The U.S. Food and Drug Administration (FDA) has made the “Plan B” contraceptive available to 17 year-old women without a prescription. One pro-life leader has warned the decision treats pregnancy as a “disease” and could put young women and newly-conceived human beings at risk.
The move follows a March 23 federal court order requiring the drug Levonorgestrel—also known as the “morning after pill”--be made available to girls 17 and older without a prescription. The U.S. government said it would not appeal the decision.
The drug aims to prevent pregnancy when used within 24 hours of sexual intercourse.
Deirdre McQuade, Assistant Director for Policy and Communications at the U.S. Conference of Catholic Bishops’ Secretariat of Pro-Life Activities, criticized the action in an April 23 statement.
Characterizing the decision as “court-driven,” McQuade said it “flies in the face of common sense.
“Levonorgestrel is a powerful drug, taken in two doses over a 12-hour period. It is 40 times more potent than comparable progestin-only birth control pills (Ovrette) for which a prescription is required.
“Wider access to Plan B could endanger the lives of newly-conceived children, and will put minors at risk for unnecessary side effects, undermine parental rights, and contribute to higher STD rates,” warned McQuade.
“Pregnancy is not a disease and fertility is not a pathological condition, so Plan B has no authentic therapeutic purpose, and can actually cause harm to women and their newly-conceived children,” she said.
McQuade commented that though the FDA describes “Plan B” as a contraceptive drug, the manufacturer admits that it may also prevent an embryo from implanting in the womb.
“Since it takes several days for the growing embryo to reach the uterine lining and implant in the mother’s womb, the child in his or her second week of life could die as a direct result of Plan B. This is properly understood as an early abortion.”
Without a doctor’s supervision, she said, many teens will be unaware of this possible abortifacient action and the other risks posed by the drug, especially when it is used repeatedly.
“Much to the surprise of the morning-after pill’s early advocates, five years of research in Europe and the U.S. shows that increased access to emergency contraception has failed to reduce rates of unintended pregnancy and abortion,” McQuade noted.

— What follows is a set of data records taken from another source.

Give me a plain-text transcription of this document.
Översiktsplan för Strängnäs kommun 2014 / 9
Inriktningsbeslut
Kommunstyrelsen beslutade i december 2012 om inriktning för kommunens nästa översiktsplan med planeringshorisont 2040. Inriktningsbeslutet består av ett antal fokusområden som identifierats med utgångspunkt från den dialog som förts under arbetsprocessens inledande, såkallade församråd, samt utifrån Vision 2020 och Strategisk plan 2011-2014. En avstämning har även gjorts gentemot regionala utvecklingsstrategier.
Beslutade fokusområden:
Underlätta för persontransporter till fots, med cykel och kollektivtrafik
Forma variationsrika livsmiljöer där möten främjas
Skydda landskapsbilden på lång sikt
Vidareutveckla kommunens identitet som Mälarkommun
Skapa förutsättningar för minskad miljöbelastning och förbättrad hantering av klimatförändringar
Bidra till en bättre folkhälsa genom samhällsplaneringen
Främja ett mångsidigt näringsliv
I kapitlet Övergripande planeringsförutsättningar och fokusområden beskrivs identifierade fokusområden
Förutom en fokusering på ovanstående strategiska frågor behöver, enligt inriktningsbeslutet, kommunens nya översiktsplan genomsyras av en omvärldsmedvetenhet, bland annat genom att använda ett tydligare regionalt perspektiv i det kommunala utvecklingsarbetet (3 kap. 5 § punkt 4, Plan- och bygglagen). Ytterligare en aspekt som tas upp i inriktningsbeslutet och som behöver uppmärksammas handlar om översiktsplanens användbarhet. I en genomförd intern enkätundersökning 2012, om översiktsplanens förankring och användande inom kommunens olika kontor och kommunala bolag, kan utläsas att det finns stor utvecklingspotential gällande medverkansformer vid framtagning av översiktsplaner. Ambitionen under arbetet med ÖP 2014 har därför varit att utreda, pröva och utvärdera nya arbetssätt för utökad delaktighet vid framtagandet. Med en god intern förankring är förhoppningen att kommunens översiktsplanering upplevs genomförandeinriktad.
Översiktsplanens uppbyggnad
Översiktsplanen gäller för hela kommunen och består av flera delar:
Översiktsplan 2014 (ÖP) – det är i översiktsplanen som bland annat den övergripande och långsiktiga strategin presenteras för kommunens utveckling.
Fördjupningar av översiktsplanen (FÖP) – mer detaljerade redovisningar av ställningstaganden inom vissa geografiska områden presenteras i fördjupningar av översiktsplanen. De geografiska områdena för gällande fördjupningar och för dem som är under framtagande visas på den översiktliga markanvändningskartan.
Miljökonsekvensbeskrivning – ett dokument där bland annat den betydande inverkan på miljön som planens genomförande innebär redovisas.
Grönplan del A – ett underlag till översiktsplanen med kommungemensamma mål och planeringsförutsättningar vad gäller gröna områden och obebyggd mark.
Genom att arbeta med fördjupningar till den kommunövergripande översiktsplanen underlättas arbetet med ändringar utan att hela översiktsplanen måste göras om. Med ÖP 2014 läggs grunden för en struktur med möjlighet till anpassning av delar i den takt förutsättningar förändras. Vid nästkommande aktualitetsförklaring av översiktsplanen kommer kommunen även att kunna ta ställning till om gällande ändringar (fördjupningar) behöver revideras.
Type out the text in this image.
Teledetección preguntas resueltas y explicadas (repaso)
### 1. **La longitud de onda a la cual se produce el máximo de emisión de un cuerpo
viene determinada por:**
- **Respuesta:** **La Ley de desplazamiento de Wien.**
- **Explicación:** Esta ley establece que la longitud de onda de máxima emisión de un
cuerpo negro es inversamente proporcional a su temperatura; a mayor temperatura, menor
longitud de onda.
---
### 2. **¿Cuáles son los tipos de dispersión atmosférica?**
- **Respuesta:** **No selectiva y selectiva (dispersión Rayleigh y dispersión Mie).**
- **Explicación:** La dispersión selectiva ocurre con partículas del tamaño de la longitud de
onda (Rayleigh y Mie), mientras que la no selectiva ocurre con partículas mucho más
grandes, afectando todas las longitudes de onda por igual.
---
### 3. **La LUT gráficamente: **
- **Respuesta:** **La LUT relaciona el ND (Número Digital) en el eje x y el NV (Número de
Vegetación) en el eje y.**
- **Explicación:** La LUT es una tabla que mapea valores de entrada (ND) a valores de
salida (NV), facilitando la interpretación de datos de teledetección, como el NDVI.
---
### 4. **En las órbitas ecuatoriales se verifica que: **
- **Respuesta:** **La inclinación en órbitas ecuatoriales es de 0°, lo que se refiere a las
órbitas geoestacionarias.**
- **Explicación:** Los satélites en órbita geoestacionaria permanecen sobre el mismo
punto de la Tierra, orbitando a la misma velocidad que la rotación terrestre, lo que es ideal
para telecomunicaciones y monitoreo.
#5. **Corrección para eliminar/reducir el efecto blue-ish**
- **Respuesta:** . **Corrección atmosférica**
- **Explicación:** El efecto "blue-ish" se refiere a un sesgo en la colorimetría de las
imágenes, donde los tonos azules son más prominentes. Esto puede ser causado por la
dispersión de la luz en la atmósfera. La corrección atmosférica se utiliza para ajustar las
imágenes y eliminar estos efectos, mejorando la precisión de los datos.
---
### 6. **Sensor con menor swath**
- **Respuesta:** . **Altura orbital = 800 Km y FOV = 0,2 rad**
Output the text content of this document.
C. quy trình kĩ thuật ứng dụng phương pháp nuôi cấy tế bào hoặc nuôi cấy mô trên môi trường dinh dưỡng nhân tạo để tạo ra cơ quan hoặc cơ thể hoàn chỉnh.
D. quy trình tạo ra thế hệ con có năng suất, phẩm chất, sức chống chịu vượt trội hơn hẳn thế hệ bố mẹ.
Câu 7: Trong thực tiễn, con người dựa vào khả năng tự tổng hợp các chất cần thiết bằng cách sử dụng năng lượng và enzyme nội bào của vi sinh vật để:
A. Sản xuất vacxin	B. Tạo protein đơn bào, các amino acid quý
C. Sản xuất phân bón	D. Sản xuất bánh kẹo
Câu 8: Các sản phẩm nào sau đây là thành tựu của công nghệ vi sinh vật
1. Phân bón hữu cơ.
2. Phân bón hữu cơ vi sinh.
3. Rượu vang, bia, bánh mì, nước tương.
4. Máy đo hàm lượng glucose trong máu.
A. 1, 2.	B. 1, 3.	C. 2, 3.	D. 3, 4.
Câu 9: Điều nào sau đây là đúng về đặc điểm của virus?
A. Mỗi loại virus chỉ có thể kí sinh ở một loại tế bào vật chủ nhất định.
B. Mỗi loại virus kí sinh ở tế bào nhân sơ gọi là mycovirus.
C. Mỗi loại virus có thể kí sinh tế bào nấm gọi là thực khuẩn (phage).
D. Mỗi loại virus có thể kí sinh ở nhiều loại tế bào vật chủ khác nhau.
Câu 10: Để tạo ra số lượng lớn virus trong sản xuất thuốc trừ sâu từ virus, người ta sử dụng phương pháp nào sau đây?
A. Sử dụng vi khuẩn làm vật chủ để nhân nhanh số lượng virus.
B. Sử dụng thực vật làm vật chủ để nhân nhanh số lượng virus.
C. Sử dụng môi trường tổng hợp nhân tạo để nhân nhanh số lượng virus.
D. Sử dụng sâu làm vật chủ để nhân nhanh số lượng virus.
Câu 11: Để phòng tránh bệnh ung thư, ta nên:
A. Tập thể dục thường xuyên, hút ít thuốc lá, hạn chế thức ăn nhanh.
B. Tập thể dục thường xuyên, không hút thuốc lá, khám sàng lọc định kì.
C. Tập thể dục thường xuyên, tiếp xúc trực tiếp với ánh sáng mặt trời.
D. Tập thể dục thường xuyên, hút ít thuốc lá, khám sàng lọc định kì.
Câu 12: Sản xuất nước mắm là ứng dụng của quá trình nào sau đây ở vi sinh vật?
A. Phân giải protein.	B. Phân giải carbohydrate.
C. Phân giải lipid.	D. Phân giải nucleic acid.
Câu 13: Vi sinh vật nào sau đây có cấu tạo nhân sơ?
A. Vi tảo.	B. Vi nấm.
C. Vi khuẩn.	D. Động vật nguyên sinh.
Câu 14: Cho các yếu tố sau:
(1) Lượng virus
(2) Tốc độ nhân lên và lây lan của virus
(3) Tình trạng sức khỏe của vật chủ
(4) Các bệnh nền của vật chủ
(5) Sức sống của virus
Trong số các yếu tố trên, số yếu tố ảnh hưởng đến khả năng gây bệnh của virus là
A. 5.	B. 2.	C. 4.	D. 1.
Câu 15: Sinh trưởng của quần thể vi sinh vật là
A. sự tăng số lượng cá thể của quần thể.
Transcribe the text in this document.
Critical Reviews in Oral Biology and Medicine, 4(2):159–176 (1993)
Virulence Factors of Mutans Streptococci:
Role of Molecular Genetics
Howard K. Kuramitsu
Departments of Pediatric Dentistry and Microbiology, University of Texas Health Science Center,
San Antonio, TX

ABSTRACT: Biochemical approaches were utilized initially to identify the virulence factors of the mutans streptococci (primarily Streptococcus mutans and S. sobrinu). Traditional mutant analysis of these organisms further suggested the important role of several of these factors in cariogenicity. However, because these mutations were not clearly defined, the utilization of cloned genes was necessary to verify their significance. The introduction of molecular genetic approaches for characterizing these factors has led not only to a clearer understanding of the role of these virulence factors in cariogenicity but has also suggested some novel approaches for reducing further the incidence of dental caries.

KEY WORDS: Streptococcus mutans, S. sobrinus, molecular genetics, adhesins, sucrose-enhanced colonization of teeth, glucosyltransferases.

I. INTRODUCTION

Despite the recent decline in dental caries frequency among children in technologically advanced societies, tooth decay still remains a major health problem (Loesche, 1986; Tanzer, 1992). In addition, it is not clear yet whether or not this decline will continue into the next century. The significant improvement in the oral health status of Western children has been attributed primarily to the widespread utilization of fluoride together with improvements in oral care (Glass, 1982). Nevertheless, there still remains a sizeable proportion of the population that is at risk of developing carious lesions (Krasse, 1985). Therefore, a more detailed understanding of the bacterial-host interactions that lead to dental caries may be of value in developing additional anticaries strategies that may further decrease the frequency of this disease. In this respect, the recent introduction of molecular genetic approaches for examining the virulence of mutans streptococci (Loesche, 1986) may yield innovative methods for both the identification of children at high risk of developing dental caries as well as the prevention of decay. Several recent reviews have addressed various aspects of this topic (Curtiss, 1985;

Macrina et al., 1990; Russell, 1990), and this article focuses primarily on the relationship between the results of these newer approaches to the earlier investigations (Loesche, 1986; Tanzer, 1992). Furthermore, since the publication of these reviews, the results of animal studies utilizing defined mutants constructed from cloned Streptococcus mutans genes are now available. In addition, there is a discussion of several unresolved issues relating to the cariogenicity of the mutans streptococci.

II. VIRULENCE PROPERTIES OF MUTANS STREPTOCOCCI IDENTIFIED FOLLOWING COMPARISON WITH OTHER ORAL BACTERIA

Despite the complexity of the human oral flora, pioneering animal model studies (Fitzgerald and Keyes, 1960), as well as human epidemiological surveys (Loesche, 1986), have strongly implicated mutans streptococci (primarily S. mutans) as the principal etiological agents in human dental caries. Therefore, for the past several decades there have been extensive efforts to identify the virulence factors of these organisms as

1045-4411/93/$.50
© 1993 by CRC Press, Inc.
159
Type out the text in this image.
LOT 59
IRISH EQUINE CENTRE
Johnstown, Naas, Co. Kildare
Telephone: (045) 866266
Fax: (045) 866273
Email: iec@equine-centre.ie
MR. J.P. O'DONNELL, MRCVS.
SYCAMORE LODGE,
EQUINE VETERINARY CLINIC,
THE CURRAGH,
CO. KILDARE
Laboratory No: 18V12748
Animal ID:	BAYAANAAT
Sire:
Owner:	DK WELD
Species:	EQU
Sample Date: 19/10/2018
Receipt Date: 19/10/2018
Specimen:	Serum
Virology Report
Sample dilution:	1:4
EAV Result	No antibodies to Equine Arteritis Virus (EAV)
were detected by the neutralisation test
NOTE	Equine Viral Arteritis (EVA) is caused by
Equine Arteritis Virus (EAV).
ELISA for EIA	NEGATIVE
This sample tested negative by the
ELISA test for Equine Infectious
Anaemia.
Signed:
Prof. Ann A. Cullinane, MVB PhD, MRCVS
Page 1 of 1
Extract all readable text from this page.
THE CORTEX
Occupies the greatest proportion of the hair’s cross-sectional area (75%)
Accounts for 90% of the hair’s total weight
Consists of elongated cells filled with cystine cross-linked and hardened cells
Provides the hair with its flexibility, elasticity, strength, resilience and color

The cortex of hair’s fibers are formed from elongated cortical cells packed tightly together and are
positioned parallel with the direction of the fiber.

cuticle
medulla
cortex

She said the drug’s distribution has led to “greater sexual risk-taking” among adolescents, which leads to a higher rate of sexually-transmitted disease.
“In the unlikely event a teenager will bother to read the Plan B package insert all the way to the end, she will find sound advice: ‘Of course, not having sex is the most effective way to prevent pregnancy and stay free of STDs,’” McQuade said.
Under President George W. Bush the FDA delayed making any decision on the drug for three years. In 2006 it allowed behind-the-counter sales to those 18 and older who showed proof of age, but still required a prescription for girls 17 and younger.
The manufacturer of “Plan B,” Barr Pharmaceuticals, Inc., may also market the drug to women 17 years and older after applying for and receiving approval from the FDA. The manufacturer had earlier sought to secure over-the-counter access for those 16 and older.
Barr was acquired by the Israeli company Teva Pharmaceutical Industries, Ltd. in December 2008. Teva said sales of “Plan B” have more than doubled since it became available for adults in 2006.